Zeitungsbericht: Neue Württembergische Zeitung Geislingen 26.06.20006
RADMARATHON / Mit 18 Prozent Steigung war der Reichenbacher Hexensattel der steilste Anstieg
Sprudel bei Radlern heiß begehrt
Zur Stärkung bei der „Alb-Extrem" 108 Kisten Bananen und 15 000 Müsli‑Riegel
Beim 23.Alb‑Extrem‑Radmarathon des RMSC Ottenbach, der gestern auch durchs Täle und Geislingen kam, ging es heiß her. Bei 30 Grad im Schatten und wenig Wind waren die verschiedenen Getränke an den Verpflegungsstationen sehr begehrt.
VON MICHAEL BRUST
Reichenbach im Täle: Bei hochsommerlichen Temperaturen können sich die Meisten nichts Schöneres vorstellen, als faul im Schatten zu liegen oder sich im Freibad abzukühlen. Anders geht es den 3500 Radfahrern, die sich gestern eine der vier zwischen 190 und 280 Kilometer langen Strecken des Alb‑Extrem‑Radmarathons vornahmen.

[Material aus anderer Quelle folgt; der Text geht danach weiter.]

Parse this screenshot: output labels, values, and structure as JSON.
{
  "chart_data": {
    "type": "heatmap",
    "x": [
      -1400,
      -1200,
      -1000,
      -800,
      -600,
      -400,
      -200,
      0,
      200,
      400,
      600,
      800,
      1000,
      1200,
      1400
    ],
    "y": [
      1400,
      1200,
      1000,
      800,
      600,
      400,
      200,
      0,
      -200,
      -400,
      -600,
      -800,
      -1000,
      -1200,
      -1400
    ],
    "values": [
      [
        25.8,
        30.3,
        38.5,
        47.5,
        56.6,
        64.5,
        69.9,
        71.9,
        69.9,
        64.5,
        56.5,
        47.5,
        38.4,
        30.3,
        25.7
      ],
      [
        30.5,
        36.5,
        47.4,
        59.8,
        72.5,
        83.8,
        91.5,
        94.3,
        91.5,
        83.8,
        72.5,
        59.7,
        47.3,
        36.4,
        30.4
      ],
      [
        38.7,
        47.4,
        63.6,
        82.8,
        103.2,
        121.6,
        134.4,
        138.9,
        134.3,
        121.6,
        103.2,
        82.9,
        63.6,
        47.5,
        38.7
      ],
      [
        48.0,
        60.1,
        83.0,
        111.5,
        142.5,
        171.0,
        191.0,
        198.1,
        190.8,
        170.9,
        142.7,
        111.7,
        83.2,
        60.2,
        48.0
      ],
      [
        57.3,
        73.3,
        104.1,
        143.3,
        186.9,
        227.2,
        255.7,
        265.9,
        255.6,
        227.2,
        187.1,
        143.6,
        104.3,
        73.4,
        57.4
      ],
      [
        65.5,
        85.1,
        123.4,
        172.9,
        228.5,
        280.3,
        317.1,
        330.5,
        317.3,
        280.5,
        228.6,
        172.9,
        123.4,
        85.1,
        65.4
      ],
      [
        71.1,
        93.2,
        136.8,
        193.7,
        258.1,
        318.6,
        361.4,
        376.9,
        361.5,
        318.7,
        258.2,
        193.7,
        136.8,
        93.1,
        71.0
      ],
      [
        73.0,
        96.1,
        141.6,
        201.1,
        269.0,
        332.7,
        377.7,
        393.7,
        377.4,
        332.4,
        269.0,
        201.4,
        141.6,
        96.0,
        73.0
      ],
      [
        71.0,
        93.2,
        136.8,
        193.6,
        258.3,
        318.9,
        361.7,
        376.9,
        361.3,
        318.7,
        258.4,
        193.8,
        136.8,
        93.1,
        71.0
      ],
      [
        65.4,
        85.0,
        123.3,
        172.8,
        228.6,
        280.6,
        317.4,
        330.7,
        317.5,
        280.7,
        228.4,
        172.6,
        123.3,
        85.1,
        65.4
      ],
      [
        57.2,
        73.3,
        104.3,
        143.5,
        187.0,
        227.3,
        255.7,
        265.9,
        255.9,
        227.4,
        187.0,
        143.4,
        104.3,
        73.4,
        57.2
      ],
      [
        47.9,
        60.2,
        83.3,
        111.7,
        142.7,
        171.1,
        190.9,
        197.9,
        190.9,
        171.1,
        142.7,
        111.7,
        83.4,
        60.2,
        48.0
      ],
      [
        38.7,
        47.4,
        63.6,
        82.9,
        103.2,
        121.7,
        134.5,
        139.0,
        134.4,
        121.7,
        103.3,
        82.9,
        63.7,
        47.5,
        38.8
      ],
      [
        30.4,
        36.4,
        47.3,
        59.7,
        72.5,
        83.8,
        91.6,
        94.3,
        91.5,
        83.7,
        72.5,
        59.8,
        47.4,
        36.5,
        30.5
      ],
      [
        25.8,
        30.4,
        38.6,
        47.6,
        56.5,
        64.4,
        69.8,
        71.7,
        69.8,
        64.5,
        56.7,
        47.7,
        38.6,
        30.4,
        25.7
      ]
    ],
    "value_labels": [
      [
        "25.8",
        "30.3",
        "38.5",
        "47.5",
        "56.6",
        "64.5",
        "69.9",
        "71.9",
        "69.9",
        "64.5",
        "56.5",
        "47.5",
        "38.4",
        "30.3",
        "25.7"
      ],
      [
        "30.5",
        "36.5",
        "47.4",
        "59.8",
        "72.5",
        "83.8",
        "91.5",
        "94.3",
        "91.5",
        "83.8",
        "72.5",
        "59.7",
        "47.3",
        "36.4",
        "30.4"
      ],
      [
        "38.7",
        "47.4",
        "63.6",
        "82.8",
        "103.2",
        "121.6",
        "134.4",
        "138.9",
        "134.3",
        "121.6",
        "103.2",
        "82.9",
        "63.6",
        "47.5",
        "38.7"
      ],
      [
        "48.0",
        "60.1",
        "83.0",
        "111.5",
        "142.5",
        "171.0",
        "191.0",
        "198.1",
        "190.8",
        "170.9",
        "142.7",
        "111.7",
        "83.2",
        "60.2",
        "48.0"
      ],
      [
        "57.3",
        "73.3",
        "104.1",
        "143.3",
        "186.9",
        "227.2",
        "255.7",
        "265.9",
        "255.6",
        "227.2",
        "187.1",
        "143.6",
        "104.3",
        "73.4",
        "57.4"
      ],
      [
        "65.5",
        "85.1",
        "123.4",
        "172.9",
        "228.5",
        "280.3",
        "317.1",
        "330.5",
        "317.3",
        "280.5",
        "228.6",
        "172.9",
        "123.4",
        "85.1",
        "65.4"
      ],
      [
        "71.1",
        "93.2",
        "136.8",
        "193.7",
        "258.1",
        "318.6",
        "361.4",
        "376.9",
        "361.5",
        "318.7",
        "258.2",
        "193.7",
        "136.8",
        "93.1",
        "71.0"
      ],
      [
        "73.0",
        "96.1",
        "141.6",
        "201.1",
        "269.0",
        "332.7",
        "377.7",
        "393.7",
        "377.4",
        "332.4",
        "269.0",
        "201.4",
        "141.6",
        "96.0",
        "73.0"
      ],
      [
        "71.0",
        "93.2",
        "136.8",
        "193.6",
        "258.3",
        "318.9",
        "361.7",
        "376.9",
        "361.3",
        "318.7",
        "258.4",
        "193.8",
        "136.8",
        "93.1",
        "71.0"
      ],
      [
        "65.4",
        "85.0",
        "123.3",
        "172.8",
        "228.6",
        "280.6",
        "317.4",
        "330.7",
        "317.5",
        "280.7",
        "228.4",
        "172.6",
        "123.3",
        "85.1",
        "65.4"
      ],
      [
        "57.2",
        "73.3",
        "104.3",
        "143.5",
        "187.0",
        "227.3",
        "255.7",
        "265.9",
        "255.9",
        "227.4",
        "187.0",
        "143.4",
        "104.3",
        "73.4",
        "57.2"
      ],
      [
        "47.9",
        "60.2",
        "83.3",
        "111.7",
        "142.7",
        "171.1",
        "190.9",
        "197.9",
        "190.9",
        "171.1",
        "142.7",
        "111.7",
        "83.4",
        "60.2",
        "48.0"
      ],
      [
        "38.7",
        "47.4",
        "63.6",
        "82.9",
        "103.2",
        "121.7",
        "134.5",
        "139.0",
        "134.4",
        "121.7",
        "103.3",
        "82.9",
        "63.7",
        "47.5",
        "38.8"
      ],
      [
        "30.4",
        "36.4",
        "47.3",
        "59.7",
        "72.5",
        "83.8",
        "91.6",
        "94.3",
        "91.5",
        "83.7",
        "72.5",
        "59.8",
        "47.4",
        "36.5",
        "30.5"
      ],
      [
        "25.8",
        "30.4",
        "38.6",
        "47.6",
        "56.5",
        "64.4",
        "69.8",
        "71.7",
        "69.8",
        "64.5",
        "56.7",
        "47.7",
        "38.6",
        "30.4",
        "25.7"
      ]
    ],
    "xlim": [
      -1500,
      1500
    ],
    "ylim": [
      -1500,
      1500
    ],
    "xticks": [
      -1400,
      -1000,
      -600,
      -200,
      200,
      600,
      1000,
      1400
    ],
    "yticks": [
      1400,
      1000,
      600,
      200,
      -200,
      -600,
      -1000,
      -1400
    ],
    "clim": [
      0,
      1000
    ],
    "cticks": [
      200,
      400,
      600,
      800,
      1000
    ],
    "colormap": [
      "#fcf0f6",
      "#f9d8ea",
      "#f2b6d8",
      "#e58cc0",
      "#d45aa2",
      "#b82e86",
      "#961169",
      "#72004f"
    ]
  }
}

Damit die Radsport‑Begeisterten an den zahlreichen Anstiegen der Alb nicht die Kräfte verloren, war eine anständige Versorgung natürlich Pflicht. „Wir haben knapp 40 Paletten mit Getränken besorgt“, berichtete Nicole Bastendorf, die beim veranstaltenden RMSC Ottenbach für die Verpflegung der Teilnehmer zuständig war. Und erzählte weiter: „Am begehrtesten ist Mineralwasser. Wenn es morgens kühl ist, trinken die Radler aber auch gerne Tee. Gegen Mittag dann ist Cola gefragt, um sich mit Zucker und Koffein zu versorgen.“ Zur weiteren Stärkung der Radfahrer hatte der Verein unter anderem 108 Kisten Bananen und 15 000 Müsliriegel besorgt.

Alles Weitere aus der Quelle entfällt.